Until three years ago, students were allowed to wear hats at the school. And while hat-wearing students weren’t a discipline issue, Johnson said that when the school implemented security cameras, it was determined that hats could be a security risk.
He said the student population adjusted well, and that it’s a nonissue. And he said he believes that whether students are allowed to wear hats at school doesn’t make or break their level of respect.
“I don’t think we made it a respect issue,” he said.
Ryan said there will always be opposition to rule changes and that he’s pleased with the school’s policy change and has already been seeing the benefits.
So far, he said, he has received positive feedback from staffers, that the level of respect between students and teachers is improving and that classrooms are able to focus less on asking students to take off their hats and more on actual learning.
There have been no referrals to assistant principals for hat-related issues so far this year, he added.

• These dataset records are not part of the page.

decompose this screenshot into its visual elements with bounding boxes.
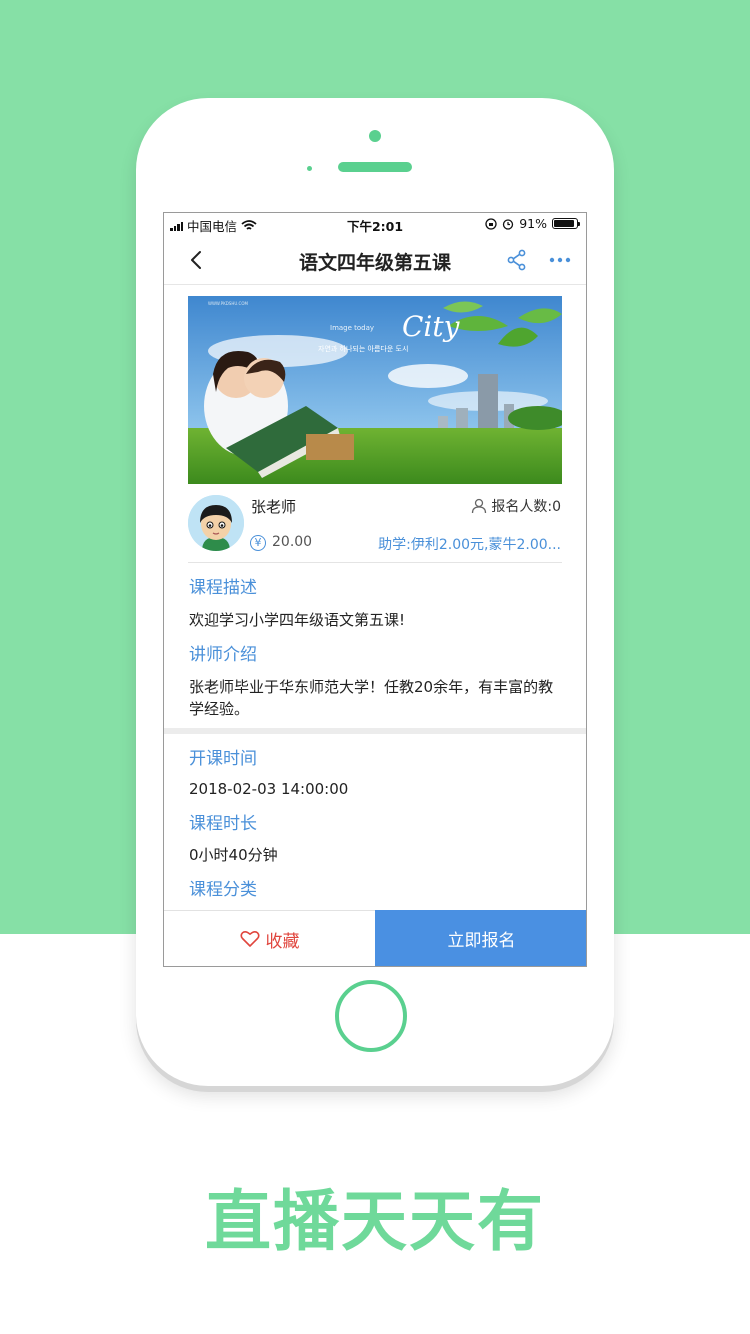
start-time-heading: 开课时间 [189, 749, 257, 769]
sensor-dot [307, 166, 312, 171]
battery-percent: 91% [519, 216, 547, 231]
favorite-label: 收藏 [265, 931, 300, 952]
signup-label: 立即报名 [447, 931, 516, 951]
earpiece-speaker [338, 162, 412, 172]
bottom-action-bar: 收藏 立即报名 [164, 910, 586, 966]
share-icon[interactable] [506, 249, 528, 271]
course-banner-image: City Image today 자연과 하나되는 아름다운 도시 WWW.PK… [188, 296, 562, 484]
rotation-lock-icon [485, 217, 497, 230]
teacher-avatar [188, 495, 244, 551]
city-text: City [402, 310, 461, 343]
course-description-text: 欢迎学习小学四年级语文第五课! [189, 611, 406, 629]
alarm-icon [503, 218, 514, 230]
start-time-value: 2018-02-03 14:00:00 [189, 780, 349, 798]
korean-caption: 자연과 하나되는 아름다운 도시 [318, 344, 408, 353]
course-description-heading: 课程描述 [189, 578, 257, 598]
nav-bar: 语文四年级第五课 [164, 235, 586, 285]
signup-button[interactable]: 立即报名 [375, 910, 586, 966]
category-heading: 课程分类 [189, 880, 257, 900]
home-button[interactable] [335, 980, 407, 1052]
divider [188, 562, 562, 563]
front-camera [369, 130, 381, 142]
course-price: 20.00 [272, 534, 313, 550]
assist-sponsors[interactable]: 助学:伊利2.00元,蒙牛2.00... [378, 534, 561, 554]
favorite-button[interactable]: 收藏 [164, 911, 375, 966]
image-today-text: Image today [330, 324, 374, 332]
status-bar: 中国电信 下午2:01 91% [164, 213, 586, 235]
status-right: 91% [485, 216, 580, 231]
duration-heading: 课程时长 [189, 814, 257, 834]
lecturer-intro-text: 张老师毕业于华东师范大学！任教20余年，有丰富的教学经验。 [189, 678, 554, 718]
enroll-label: 报名人数:0 [491, 499, 561, 515]
enroll-count: 报名人数:0 [471, 496, 561, 516]
battery-icon [552, 218, 580, 229]
person-icon [472, 498, 487, 514]
app-screen: 中国电信 下午2:01 91% 语文四年级第五课 City Image toda… [163, 212, 587, 967]
duration-value: 0小时40分钟 [189, 846, 278, 864]
more-dots-icon[interactable] [547, 249, 573, 271]
lecturer-intro-heading: 讲师介绍 [189, 645, 257, 665]
teacher-name: 张老师 [251, 498, 297, 516]
section-divider [164, 728, 586, 734]
yuan-icon: ¥ [250, 535, 266, 551]
slogan-text: 直播天天有 [205, 1183, 545, 1260]
site-watermark: WWW.PKDSHU.COM [208, 301, 248, 306]
heart-icon [239, 930, 260, 947]
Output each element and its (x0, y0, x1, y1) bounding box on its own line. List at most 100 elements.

“If a student is comfortable, feels safe and has a strong relationship with their teachers and is learning, isn’t that what we’re supposed to be doing?” Ryan said.

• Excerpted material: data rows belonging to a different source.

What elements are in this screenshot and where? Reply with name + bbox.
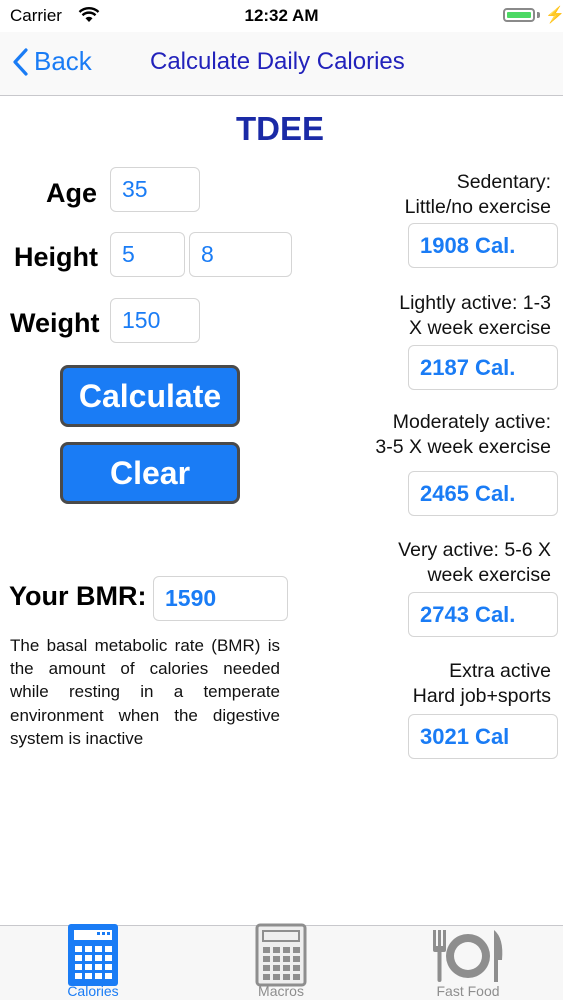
clear-button[interactable]: Clear	[60, 442, 240, 504]
tab-macros[interactable]: Macros	[221, 922, 341, 1000]
tab-calories[interactable]: Calories	[33, 922, 153, 1000]
back-button[interactable]: Back	[12, 46, 92, 77]
calories-light: 2187 Cal.	[408, 345, 558, 390]
age-input[interactable]: 35	[110, 167, 200, 212]
weight-label: Weight	[10, 308, 100, 338]
activity-moderate-label: Moderately active: 3-5 X week exercise	[375, 411, 551, 458]
calculator-icon	[255, 923, 307, 987]
bmr-description: The basal metabolic rate (BMR) is the am…	[10, 636, 280, 748]
charging-icon: ⚡	[545, 7, 563, 24]
activity-light-label: Lightly active: 1-3 X week exercise	[399, 292, 551, 339]
activity-sedentary-label: Sedentary: Little/no exercise	[404, 171, 551, 218]
back-label: Back	[34, 46, 92, 76]
calories-very: 2743 Cal.	[408, 592, 558, 637]
bmr-label: Your BMR:	[9, 581, 147, 611]
calculate-button[interactable]: Calculate	[60, 365, 240, 427]
height-inches-input[interactable]: 8	[189, 232, 292, 277]
page-title: Calculate Daily Calories	[150, 48, 405, 75]
chevron-left-icon	[13, 47, 28, 76]
calories-moderate: 2465 Cal.	[408, 471, 558, 516]
calculator-icon	[68, 924, 118, 986]
tab-calories-label: Calories	[67, 983, 119, 999]
battery-cap	[537, 12, 540, 18]
tab-fast-food-label: Fast Food	[436, 983, 500, 999]
weight-input[interactable]: 150	[110, 298, 200, 343]
calories-extra: 3021 Cal	[408, 714, 558, 759]
age-label: Age	[46, 178, 98, 208]
activity-extra-label: Extra active Hard job+sports	[412, 660, 551, 707]
height-label: Height	[14, 242, 98, 272]
tdee-heading: TDEE	[236, 110, 325, 147]
tab-macros-label: Macros	[258, 983, 304, 999]
calories-sedentary: 1908 Cal.	[408, 223, 558, 268]
battery-icon	[503, 8, 535, 22]
tab-fast-food[interactable]: Fast Food	[408, 922, 528, 1000]
activity-very-label: Very active: 5-6 Xweek exercise	[398, 539, 551, 586]
bmr-value: 1590	[153, 576, 288, 621]
height-feet-input[interactable]: 5	[110, 232, 185, 277]
plate-icon	[433, 930, 503, 982]
clock: 12:32 AM	[244, 6, 319, 25]
status-bar: Carrier 12:32 AM ⚡	[0, 0, 563, 32]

North juniors Benjamin Schatz, Brendan Finnegan and Alex Claude said they knew a lot of students who got in trouble in past years for wearing hats, and that they always thought the rule didn’t make sense.
This year, however, they’ve noticed far fewer issues in their classes and in the hallways, despite far more students wearing hats.
“If you can express yourself in school, that’s always a good thing,” Finnegan said.
Ironically, Ryan said, many of the students who consistently wore hats when they weren’t permitted no longer wear their hats today.
“They were just looking for a rule to break,” he said. “I think this is a very simple fix to alleviate some of the tension that was in the school.”
Automotive teacher John Finocchiaro said he hasn’t noticed any major changes in the school, except that teachers no longer feel the need to remind students to take off their hats.
“You pick your battles when you’re dealing with students,” he said. “It’s just a hat.”
And Finnocchiaro said he wasn’t concerned about students not learning respect because of the change. If their parents don’t teach them, he said, a rule against hats at school likely won’t.
Ryan said social norms are evolving, and while he wants students to know there are times when wearing a hat would be disrespectful, he doesn’t believe school has to be one of those places.
“To me, the hat policy was part of the dress code, which has changed over time,” Ryan said. “School is a place where changes are needed. … I’ll take the flak for this because I am seeing the benefits.”